Aid and health workers account for at least 765 of the more than 41,000 people killed in Israel’s assault on Gaza, according to the WHO and the Palestinian health ministry. Of Gaza’s 36 hospitals, 32 are damaged and 17 are partially functioning, according to the WHO.
Hospitals have been battlegrounds since the start of the Israeli offensive. The IDF, which has been approached for comment, previously said Hamas “systematically” uses hospitals and medical centres to conduct terror activities. Hamas denies the claims.
With trucks loaded with life-saving essentials in a backlog of lorries unable to enter from Egypt, aid groups have warned more than a million people in Gaza will not have enough food this month. In September, 1,386 humanitarian trucks entered Gaza according to Unrwa data, largely through the Erez crossing, compared with 3,096 trucks in August and 4,681 trucks in July.
Dr Yassar Qureshi, an oesophago-gastric cancer and general surgeon from London, who travelled to Gaza in April with MAP, said: “There were plenty of patients who simply died because we didn’t have appropriate specialists or medications or equipment.”
Working at al-Aqsa hospital, Qureshi described operating on patients who would days later return to the operating theatre with worsened conditions as a result of malnutrition.
“You go in with high hopes of helping people and saving lives, but the reality is that actually, we’re just prolonging the misery. It was the first time in my life, as a doctor, as a surgeon, that you actually sometimes wish that a patient wouldn’t survive or wouldn’t make it,” he said.

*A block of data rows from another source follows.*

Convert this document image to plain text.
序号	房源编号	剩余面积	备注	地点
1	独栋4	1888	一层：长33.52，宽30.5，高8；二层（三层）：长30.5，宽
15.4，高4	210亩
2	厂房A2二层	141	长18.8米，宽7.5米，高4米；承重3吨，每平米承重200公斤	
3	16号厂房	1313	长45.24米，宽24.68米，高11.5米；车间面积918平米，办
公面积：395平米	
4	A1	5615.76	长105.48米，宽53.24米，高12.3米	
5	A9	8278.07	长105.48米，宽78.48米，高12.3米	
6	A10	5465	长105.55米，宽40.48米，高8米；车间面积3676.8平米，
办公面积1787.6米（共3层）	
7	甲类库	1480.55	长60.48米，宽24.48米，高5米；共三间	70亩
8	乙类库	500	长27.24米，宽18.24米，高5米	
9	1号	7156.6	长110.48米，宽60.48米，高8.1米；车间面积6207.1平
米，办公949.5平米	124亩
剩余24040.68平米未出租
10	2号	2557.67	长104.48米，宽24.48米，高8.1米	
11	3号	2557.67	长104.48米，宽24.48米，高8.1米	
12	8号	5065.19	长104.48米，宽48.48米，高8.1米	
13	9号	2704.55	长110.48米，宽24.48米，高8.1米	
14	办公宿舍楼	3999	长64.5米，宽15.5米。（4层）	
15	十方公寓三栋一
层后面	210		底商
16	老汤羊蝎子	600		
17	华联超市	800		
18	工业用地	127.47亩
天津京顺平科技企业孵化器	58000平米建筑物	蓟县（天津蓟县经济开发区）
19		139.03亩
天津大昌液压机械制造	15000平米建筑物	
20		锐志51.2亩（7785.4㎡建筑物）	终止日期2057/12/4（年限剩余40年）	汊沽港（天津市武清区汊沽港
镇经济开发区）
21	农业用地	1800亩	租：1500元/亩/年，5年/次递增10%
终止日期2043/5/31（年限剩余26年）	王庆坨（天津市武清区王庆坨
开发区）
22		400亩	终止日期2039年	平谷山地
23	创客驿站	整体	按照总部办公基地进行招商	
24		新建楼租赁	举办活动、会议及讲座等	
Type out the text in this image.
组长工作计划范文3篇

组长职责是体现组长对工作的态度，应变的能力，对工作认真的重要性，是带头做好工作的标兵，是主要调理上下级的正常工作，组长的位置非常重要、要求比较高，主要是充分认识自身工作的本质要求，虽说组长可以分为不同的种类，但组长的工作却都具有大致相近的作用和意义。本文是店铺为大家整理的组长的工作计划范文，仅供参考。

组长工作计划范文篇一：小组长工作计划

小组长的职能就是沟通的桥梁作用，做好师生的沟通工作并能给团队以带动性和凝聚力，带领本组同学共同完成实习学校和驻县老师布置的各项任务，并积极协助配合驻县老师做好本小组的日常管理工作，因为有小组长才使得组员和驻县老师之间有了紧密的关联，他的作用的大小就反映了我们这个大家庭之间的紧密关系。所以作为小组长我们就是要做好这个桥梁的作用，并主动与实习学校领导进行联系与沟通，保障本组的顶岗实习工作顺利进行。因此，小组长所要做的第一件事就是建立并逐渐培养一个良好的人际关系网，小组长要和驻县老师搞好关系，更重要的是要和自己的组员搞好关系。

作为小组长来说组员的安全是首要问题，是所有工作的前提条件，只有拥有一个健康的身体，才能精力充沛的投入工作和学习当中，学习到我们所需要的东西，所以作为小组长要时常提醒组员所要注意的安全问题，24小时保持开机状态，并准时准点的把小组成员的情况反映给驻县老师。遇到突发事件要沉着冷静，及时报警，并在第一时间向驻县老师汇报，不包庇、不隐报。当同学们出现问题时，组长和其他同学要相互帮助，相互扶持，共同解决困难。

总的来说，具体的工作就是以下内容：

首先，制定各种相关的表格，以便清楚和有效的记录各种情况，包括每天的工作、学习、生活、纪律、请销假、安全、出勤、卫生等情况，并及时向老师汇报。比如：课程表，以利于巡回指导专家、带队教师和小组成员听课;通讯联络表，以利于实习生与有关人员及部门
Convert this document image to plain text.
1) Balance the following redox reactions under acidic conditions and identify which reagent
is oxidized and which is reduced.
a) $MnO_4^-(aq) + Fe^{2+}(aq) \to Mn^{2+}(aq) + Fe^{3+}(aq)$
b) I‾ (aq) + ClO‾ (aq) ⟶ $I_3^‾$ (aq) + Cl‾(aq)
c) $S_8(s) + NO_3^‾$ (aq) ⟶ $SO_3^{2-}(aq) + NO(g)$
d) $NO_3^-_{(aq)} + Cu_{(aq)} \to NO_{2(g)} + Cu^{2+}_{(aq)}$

“It was more merciful if they just died. And it’s a horrible thing to say, but that’s the stark reality.”
Dr Khaled Dawas, a consultant surgeon and associate professor at University College London Hospitals, said nearly half of the patients he operated on during his recent visit to al-Aqsa hospital in April died within a week.
“Forgetting the fact that you’re a human, as a professional it’s very difficult to get over that and accept that you’ve failed 50% of the time. It’s a staggering number,” he said.
Dawas, who has been to Gaza twice since December, said there were more than 20 patients in the emergency department, including children, with bullet wounds to the head.
“What needs to be done is for this war to stop,” said Dawas. “It’s a catastrophe … the scale of it is just beyond the human understanding.”
Dr Nizam Mamode, a general, vascular and transplant surgeon who retired from the NHS in 2022, travelled into the territory with MAP in August. He said the territory looked “postapocalyptic” upon entering, and the level of casualties and conditions were “unlike anything I’d seen anywhere else”.
“You felt insecure in a way that I’ve never felt in any other conflict area, because I think there’s always been a feeling that aid workers and journalists are not deliberate targets,” said Mamode. “But in Gaza, it feels as if they are. And so there’s always a degree of insecurity, and for that reason, we never left the hospital.”
What shocked him most was the number of intensive care hospital beds taken up by children.
“We saw children with single bullet wounds to the head, which you have to conclude is deliberate targeting. We saw children who gave very clear descriptions of drone attacks. Again, deliberate. The drone comes down, hovers above them, fires,” he said.
“What everyone agrees is we need a ceasefire, and I think that was urgent a long time ago,” said Mamode, who plans to return. “A ceasefire in which the hostages are released and the bombing stops is going to be good for everybody.”